What about Benson himself? What does he think? According to him, “The Relaxation Response seemed to cure or help any medical condition or illness to the extent that condition or illness was caused or exacerbated by stress. Because this physiological state was accessible to everyone, I became convinced that the Relaxation Response was the opposite of, and perhaps the antidote for, the stress-induced, fight-or-flight response.

“I found that anyone who employed the two steps could elicit the physical changes of the Relaxation Response.”

More important than his health claims is Benson’s insistence that meditation induces physiological changes, or transformation.

First of all, whether a basic meditation method like the Relaxation Response contains two steps or two hundred, its immediate purpose is to produce the physiological change and transformation observed by Dr. Benson. So instead of judging a method by the number of steps, we need first to understand the physiological changes a basic two-step method hopes to induce and how efficient that method is in inducing them.

The physical changes produced by a basic two-step meditation method are:
  1.  The development of systematic diaphragmatic deep breathing.
  2.  The use of diaphragmatic breathing to control heart rate.
In a little while I will propose a third, and even more powerful transformational step, but first I want to discuss the two steps mentioned above, both of which require physical intervention on the part of the practitioner.
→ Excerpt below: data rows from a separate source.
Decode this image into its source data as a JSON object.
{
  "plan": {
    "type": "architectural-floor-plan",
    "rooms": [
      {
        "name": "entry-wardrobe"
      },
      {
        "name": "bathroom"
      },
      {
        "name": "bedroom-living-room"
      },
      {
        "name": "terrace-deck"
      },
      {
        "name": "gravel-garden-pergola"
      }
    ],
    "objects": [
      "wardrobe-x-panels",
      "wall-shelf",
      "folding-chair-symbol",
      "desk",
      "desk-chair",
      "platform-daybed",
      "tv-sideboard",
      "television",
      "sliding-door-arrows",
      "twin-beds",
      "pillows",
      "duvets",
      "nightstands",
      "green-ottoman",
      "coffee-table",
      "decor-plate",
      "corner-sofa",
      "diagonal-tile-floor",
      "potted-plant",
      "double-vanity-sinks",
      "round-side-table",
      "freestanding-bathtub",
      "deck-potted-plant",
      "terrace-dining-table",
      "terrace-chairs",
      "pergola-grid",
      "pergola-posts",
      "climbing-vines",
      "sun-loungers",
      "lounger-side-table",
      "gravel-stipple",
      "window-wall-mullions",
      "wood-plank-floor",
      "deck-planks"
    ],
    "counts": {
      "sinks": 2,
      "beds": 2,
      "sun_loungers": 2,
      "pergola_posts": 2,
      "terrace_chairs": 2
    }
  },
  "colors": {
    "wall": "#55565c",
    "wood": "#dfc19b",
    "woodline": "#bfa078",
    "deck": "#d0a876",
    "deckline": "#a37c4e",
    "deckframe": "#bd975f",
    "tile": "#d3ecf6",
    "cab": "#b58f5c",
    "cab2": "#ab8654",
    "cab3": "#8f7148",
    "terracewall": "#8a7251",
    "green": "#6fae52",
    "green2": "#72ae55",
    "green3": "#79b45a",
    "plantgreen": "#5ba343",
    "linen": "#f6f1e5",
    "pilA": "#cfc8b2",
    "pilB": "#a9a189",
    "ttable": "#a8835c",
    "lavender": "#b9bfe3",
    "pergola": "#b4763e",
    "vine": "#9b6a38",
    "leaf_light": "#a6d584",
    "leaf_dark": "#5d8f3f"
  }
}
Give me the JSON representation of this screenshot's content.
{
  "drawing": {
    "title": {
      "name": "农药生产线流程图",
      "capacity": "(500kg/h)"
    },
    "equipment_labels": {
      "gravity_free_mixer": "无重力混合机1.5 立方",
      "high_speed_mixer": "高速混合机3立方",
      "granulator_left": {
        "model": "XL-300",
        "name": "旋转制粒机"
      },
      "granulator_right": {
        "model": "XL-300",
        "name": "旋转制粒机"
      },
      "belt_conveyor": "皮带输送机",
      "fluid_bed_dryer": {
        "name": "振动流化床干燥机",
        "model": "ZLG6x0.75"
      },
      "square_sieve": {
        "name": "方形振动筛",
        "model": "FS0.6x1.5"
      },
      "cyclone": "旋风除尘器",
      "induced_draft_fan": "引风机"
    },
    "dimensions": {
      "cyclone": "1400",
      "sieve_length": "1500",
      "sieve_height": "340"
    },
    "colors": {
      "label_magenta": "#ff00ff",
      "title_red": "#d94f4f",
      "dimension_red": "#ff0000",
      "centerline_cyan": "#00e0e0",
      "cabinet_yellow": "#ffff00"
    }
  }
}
In Step One you encounter the notion of diaphragmatic deep breathing or the training of the diaphragm to regulate and improve your breathing. Unfortunately, since you cannot control or even isolate the muscles of the diaphragm directly, you must find a "handle" that allows you to do so indirectly. That handle is the belly or abdominal muscles.
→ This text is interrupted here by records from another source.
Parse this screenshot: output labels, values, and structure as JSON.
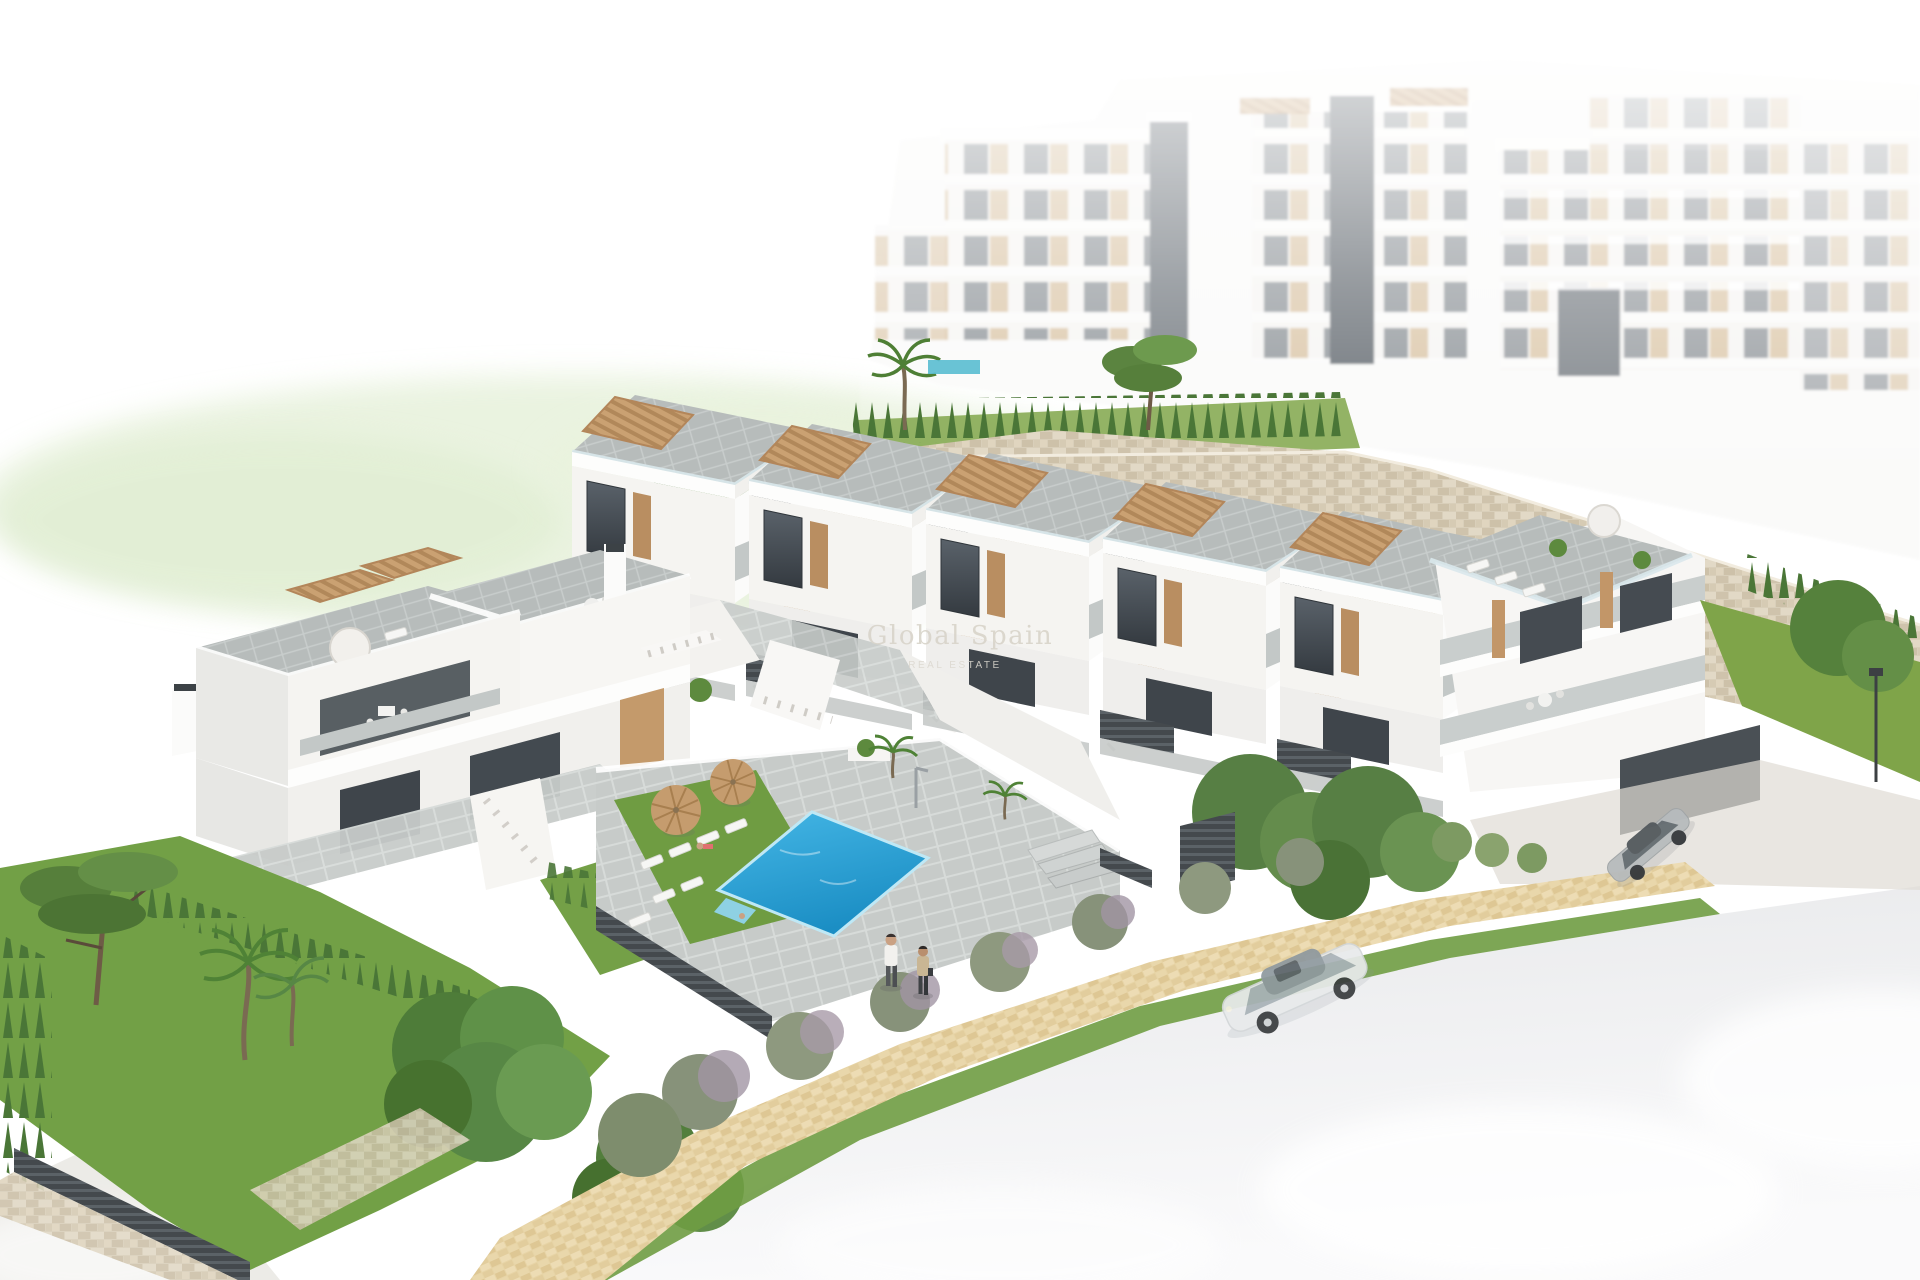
{
  "scene": {
    "type": "3d-architectural-render",
    "subject": "Aerial 3D render of a modern white Mediterranean residential development: stepped row of townhouses with roof terraces and pergolas, large apartment blocks on an upper terrace behind a stone retaining wall, communal swimming pool with sun loungers and parasols, landscaped gardens, beige pedestrian walkway and a pale street with parked cars",
    "background": "#ffffff"
  },
  "watermark": {
    "brand": "Global Spain",
    "tagline": "REAL ESTATE"
  },
  "colors": {
    "pool_water": "#2fa5d9",
    "pool_water_deep": "#1b8ec4",
    "lawn_green": "#6f9c42",
    "hedge_green": "#4a7637",
    "stone_wall": "#d9cfba",
    "wood_accent": "#c49a6b",
    "terrace_tile": "#b7bcbb",
    "dark_fence": "#44494d",
    "window_glass": "#474e54",
    "path_paving": "#e7d4a6",
    "road_surface": "#ececee",
    "hill_wash": "#e3efd6",
    "watermark_tint": "#d9d5cb"
  },
  "objects": {
    "apartment_blocks": "white multi-storey apartment buildings with beige balcony recesses on the upper level",
    "townhouse_row": "stepped row of white two-storey townhouses with external stairs, roof terraces and timber pergolas",
    "left_building": "two-storey corner apartment building with roof terraces, parasol and dining sets",
    "end_building": "larger apartment building with open terraces and garage at the right end of the row",
    "pool": "communal swimming pool with lawn, white sun loungers, two wicker parasols and outdoor shower",
    "walkway": "beige paved pedestrian walkway between gardens and street",
    "cars": [
      "white sedan parked on the street",
      "grey coupe parked in the driveway"
    ],
    "people": [
      "man in white shirt walking on the path",
      "woman in beige top walking on the path",
      "sunbather on a lounger",
      "child at the pool steps"
    ]
  }
}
 If you push the belly out to pull in air on inhalation and pull the belly in to expel air, you are embarking on a regimen of abdominal and diaphragmatic calisthenics. Starting this activity for the first time — whether sitting, walking, or lying down — you may feel a burning sensation. That is the muscles of the abdomen and diaphragm telling you that you're breathing correctly. Using the belly muscles is like pump priming, i.e., using the handle of a pump (the belly) to activate the pump mechanism (the diaphragm). More on the method and the importance of "centering yourself."
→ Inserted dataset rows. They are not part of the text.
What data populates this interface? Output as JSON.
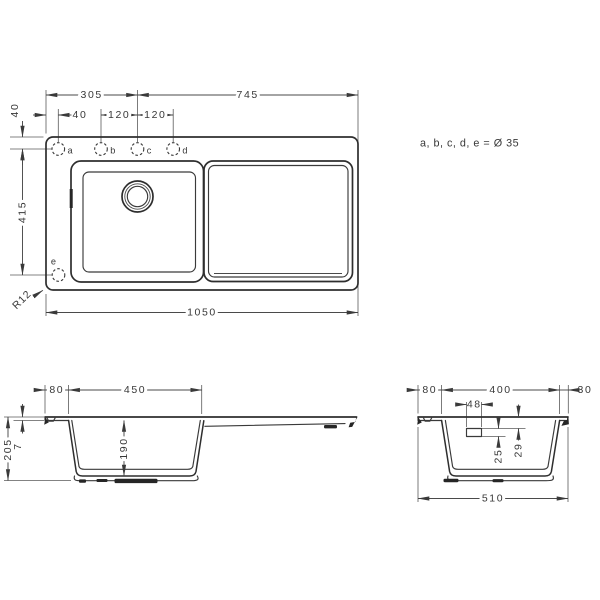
{
  "drawing_title": "sink-dimension-drawing",
  "note": "a, b, c, d, e = Ø 35",
  "plan": {
    "dim_305": "305",
    "dim_745": "745",
    "dim_40_hole_offset": "40",
    "dim_120_bc": "120",
    "dim_120_cd": "120",
    "dim_40_top_offset": "40",
    "dim_415": "415",
    "dim_1050": "1050",
    "corner_radius": "R12",
    "holes": [
      "a",
      "b",
      "c",
      "d",
      "e"
    ]
  },
  "side_section": {
    "dim_80": "80",
    "dim_450": "450",
    "dim_7": "7",
    "dim_190": "190",
    "dim_205": "205"
  },
  "cross_section": {
    "dim_80": "80",
    "dim_400": "400",
    "dim_30": "30",
    "dim_48": "48",
    "dim_25": "25",
    "dim_29": "29",
    "dim_510": "510"
  },
  "colors": {
    "background": "#ffffff",
    "profile_line": "#2e2e2e",
    "dimension_line": "#4a4a4a",
    "text": "#383838"
  }
}
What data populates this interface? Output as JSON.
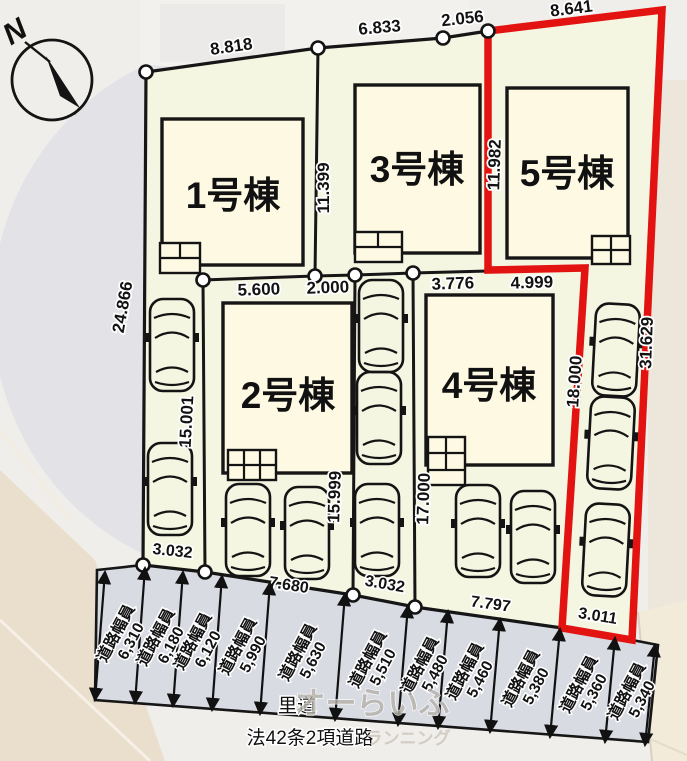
{
  "plan": {
    "compass_label": "N",
    "buildings": [
      {
        "name": "1号棟"
      },
      {
        "name": "2号棟"
      },
      {
        "name": "3号棟"
      },
      {
        "name": "4号棟"
      },
      {
        "name": "5号棟"
      }
    ],
    "dims": {
      "top": [
        "8.818",
        "6.833",
        "2.056",
        "8.641"
      ],
      "left_edge": "24.866",
      "lot1_divider": "11.399",
      "lot5_left": "11.982",
      "lot5_right": "31.629",
      "lot5_strip_left": "18.000",
      "lot2_left": "15.001",
      "lot2_right": "15.999",
      "lot4_left": "17.000",
      "lot2_top": [
        "5.600",
        "2.000"
      ],
      "lot4_top": [
        "3.776",
        "4.999"
      ],
      "bottom": [
        "3.032",
        "7.680",
        "3.032",
        "7.797",
        "3.011"
      ]
    },
    "road": {
      "label": "道路幅員",
      "widths": [
        "6,310",
        "6,180",
        "6,120",
        "5,990",
        "5,630",
        "5,510",
        "5,480",
        "5,460",
        "5,380",
        "5,360",
        "5,340"
      ],
      "name": "里道",
      "legal": "法42条2項道路"
    },
    "watermark": [
      "オーらいふ",
      "ランニング"
    ],
    "colors": {
      "lot_fill": "#f4f6e2",
      "building_fill": "#fdf9e3",
      "road_fill": "#d9dbe3",
      "highlight_red": "#e21310",
      "line_black": "#161616"
    }
  }
}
Step Two uses the acquired diaphragmatic deep breathing skill as a means of slowing down the heart rate, which has the effect of relaxing the body, hence the achieved goal of the Relaxation Response. Again, since you cannot influence or control the heart rate directly, you must use a subterfuge or "handle" to accomplish it — in this instance, you use your mastery of Step One (diaphragmatic deep breathing capability) to make the breathing more profound and more regular. What do I mean by more regular? Regular means both rhythmic and deep.

Because you’ve acquired the diaphragmatic deep breathing skill, you can now take in more air during each breath cycle. How does this work? Shallow breathing merely fills the lungs. Deep breathing fills the lungs, the diaphragm, the belly, even pockets behind the kidneys. With diaphragmatic deep breathing you not only take in more air, you slow down the inhalation/exhalation cycle to the point where breathing is entirely silent. The Secret of the Golden Flower says, “Only the heart must be conscious of the flowing in and out of the breath; it must not be heard with the ears.” Like the diaphragm, the heart is a muscle you cannot isolate or control directly. Once again you use a “handle” to control the heart (the source of emotion). As The Secret of the Golden Flower says, “The heart cannot be influenced directly. Therefore, the breath-energy is used as a handle."